Euro-to-Dollar Rate: Critical Test of 200 Day MA to Set the Tone for Coming Weeks

 

Euro to Dollar rate chart

Image © Adobe Images

  • EUR/USD spot at publication: 1.1919
  • Bank transfer rates (indicative guide): 1.1500-1.1580
  • Money transfer specialist rates (indicative): 1.1836
  • More information on bank-beating rates, here
  • Set a rate alert, here

Foreign exchange markets are relatively subdued ahead of the week's main market event: the March interest rate decision of the U.S. Federal Reserve.

The Euro has swung from losses to gains against the Dollar, Pound and other major currencies, but foreign exchange strategists we follow say no major directional moves are likely until the Fed's call.

The Fed decision, due at 18:00 GMT, comes at an important moment for the Euro-to-Dollar exchange rate (EUR/USD), which is approaching a major technical level which could ultimately guide trade over coming weeks.

"Where the pair closes in relation to the 200-DMA is vital," says Jeremy Boulton, a Reuters market analyst.

The 200-day moving average is located at 1.1486 at the time of publication, and is designated by the blue line in the below:

Euro to Dollar rate relative to 200 day MA

"The 200-DMA break in May 2020 sparked a huge rally," notes Boulton. "Should EUR/USD close below it the least traders should expect is a period of lower ranges within the 1.15-20 bounds traded August-December last year."

But, if the break above the 200-DMA is matched by a break down, the drop will run much deeper than most traders now expect warns the analyst.

"If the 200-DMA holds, it could serve as the foundation for a much bigger rise to 1.25 this summer and 1.35 longer-term," says Boulton.

He notes EUR/USD is yet to reach the minimum objective for a technical correction of its rise since March last year, which is 1.1695.

"The bull trend is strong and 1.1695 is the ideal spot from where the uptrend is resumed, a probability heightened if traders significantly reduce bullish bets," says Boulton.

All eyes will today be on the U.S. Federal Reserve and their response to rising bond yields, which numerous analysts we follow say are supportive of the Dollar.

Indeed, we report here that analysts are saying the Dollar can go higher should bond yields rise further in response to the Fed meeting.

But Boulton makes a point that while the rise in U.S. yields has gained much attention recently, "to trade EUR/USD in relation to yields is probably a mistake".

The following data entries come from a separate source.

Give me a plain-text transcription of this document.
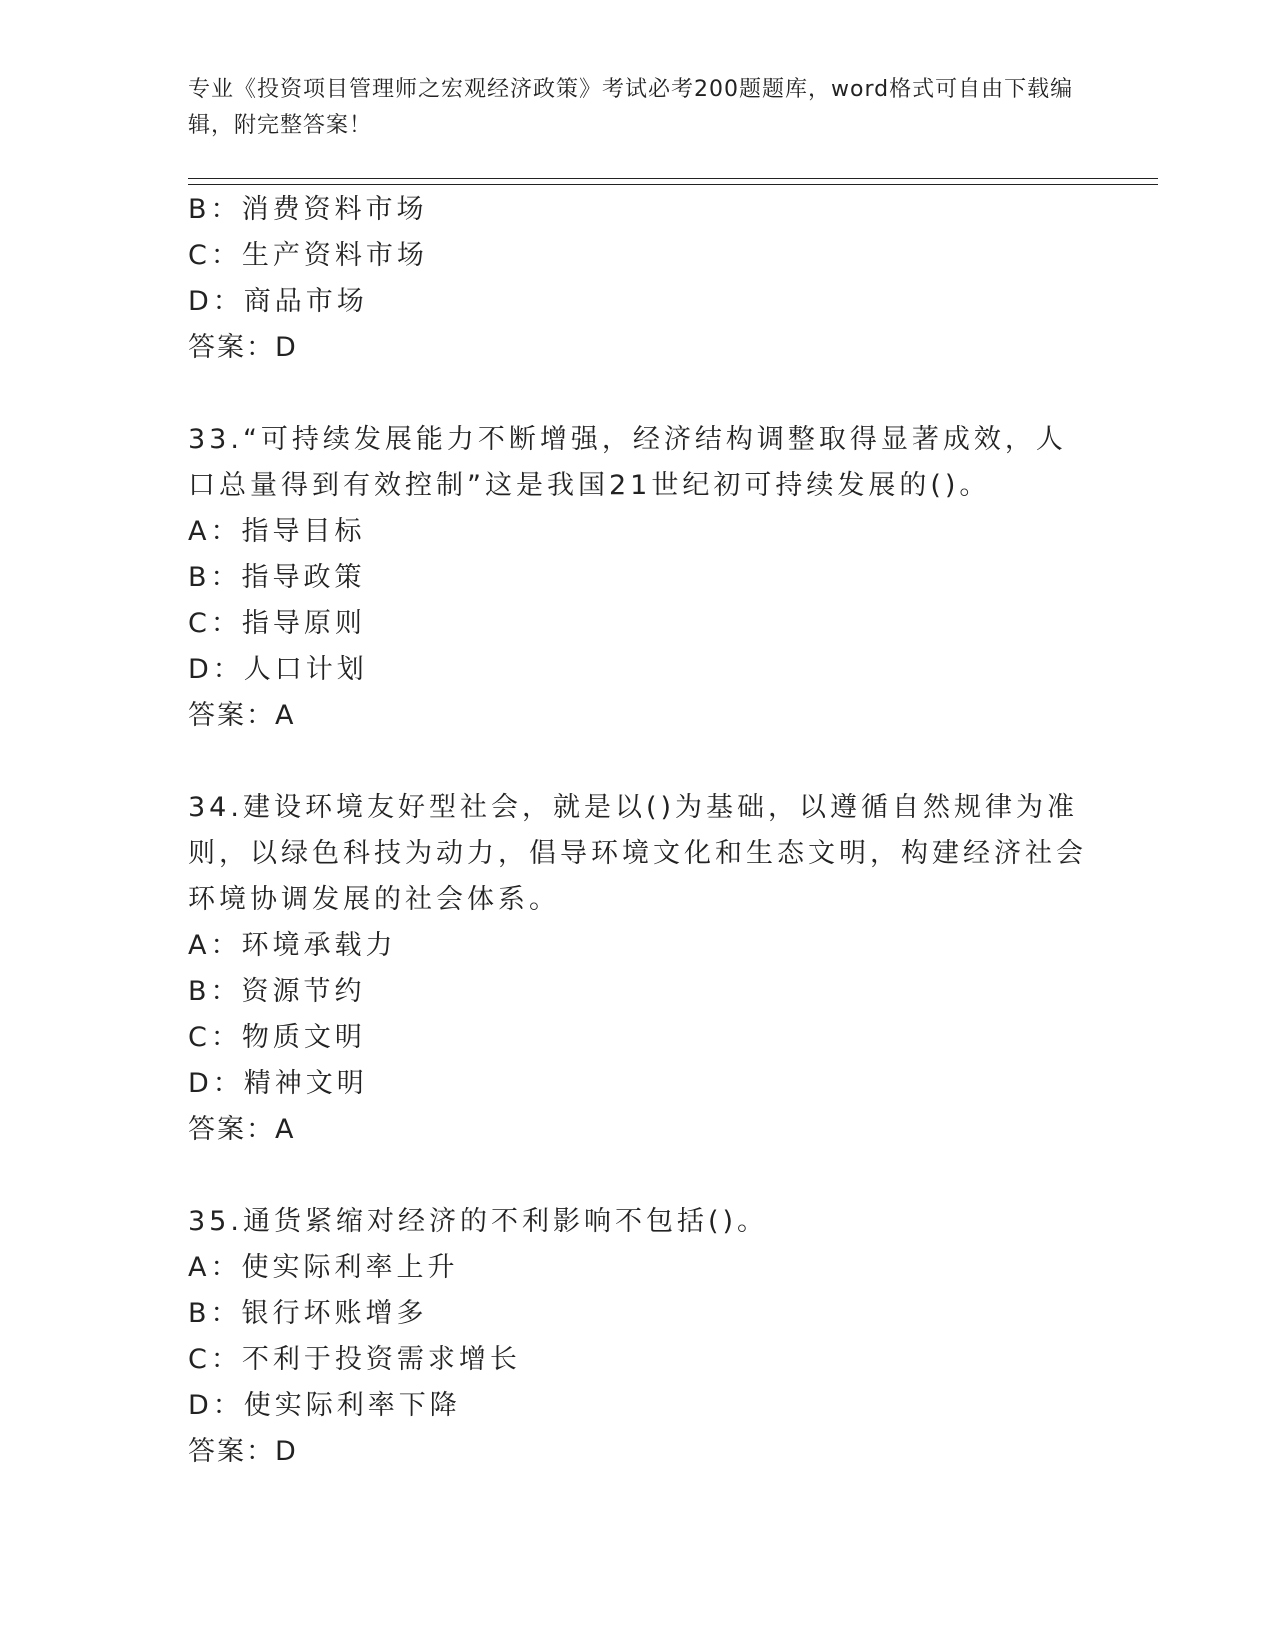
专业《投资项目管理师之宏观经济政策》考试必考200题题库，word格式可自由下载编辑，附完整答案！
B：消费资料市场
C：生产资料市场
D：商品市场
答案：D
33.“可持续发展能力不断增强，经济结构调整取得显著成效，人口总量得到有效控制”这是我国21世纪初可持续发展的()。
A：指导目标
B：指导政策
C：指导原则
D：人口计划
答案：A
34.建设环境友好型社会，就是以()为基础，以遵循自然规律为准则，以绿色科技为动力，倡导环境文化和生态文明，构建经济社会环境协调发展的社会体系。
A：环境承载力
B：资源节约
C：物质文明
D：精神文明
答案：A
35.通货紧缩对经济的不利影响不包括()。
A：使实际利率上升
B：银行坏账增多
C：不利于投资需求增长
D：使实际利率下降
答案：D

He explains EUR/USD dropped substantially between 2018 and 2020, because there was a big interest rate gap and shorting EUR/USD to bank that carry offered easy money.

"That gap was eliminated last year and EUR/USD rallied, but the rally was mainly inspired by the European Union's landmark agreement for a rescue fund. Yields were not even on FX traders' radar. That raises serious doubt whether yields can now drive a sell-off," says Boulton.

{wbamp-hide start} {wbamp-hide end}{wbamp-show start}{wbamp-show end}

"Until January this year, EUR/USD rose regardless of the bond moves that pushed the UST/German 10-year yield spread wider. Movement this year for the yield spread is less than that which failed to halt EUR/USD's rising last year," he adds.

Fed Chairman Jerome Powell and his team will likely address the big question investors are grappling with at present: that of rising yields on government bonds.

"The FOMC is facing the first big test of its ultra-dovish policy stance," says Valentin Marinov, Head of G10 FX Strategy at Crédit Agricole. "Expectations of a vigorous U.S. economic recovery and even overheating have propelled UST yields to multi-month highs while US rates markets have started front-loading rate hikes.

Treasury bond yields (USTs) have risen sharply thanks to the passage of the $1.9TRN stimulus package, a reflection that investors believe the injection of cash will raise inflation rates over coming months and years. Bond investors demand greater compensation for holding Treasuries if they expect higher inflation in the future, which is in turn reflected in the higher yield the bond issuer pays out.

The side effects of rising bond yields is a generalised rising cost of finance which rips right through the financial sector, which in turn acts as a headwind to the economic recovery.

Another side effect of rising bond yields has been a firmer Dollar. Therefore, the Fed's ability to contain rising yields has implications for the Dollar and markets in general.

If the Fed signals it is comfortable that the rising yields represent improved confidence in the economic outlook, the Dollar could be the big winner in the wake of the Fed meeting.

The rise in yields and inflation exceptions corresponded with the market now pricing in an initial interest rate hike from the Fed within the next two years, with three hikes in total expected by the end of 2023.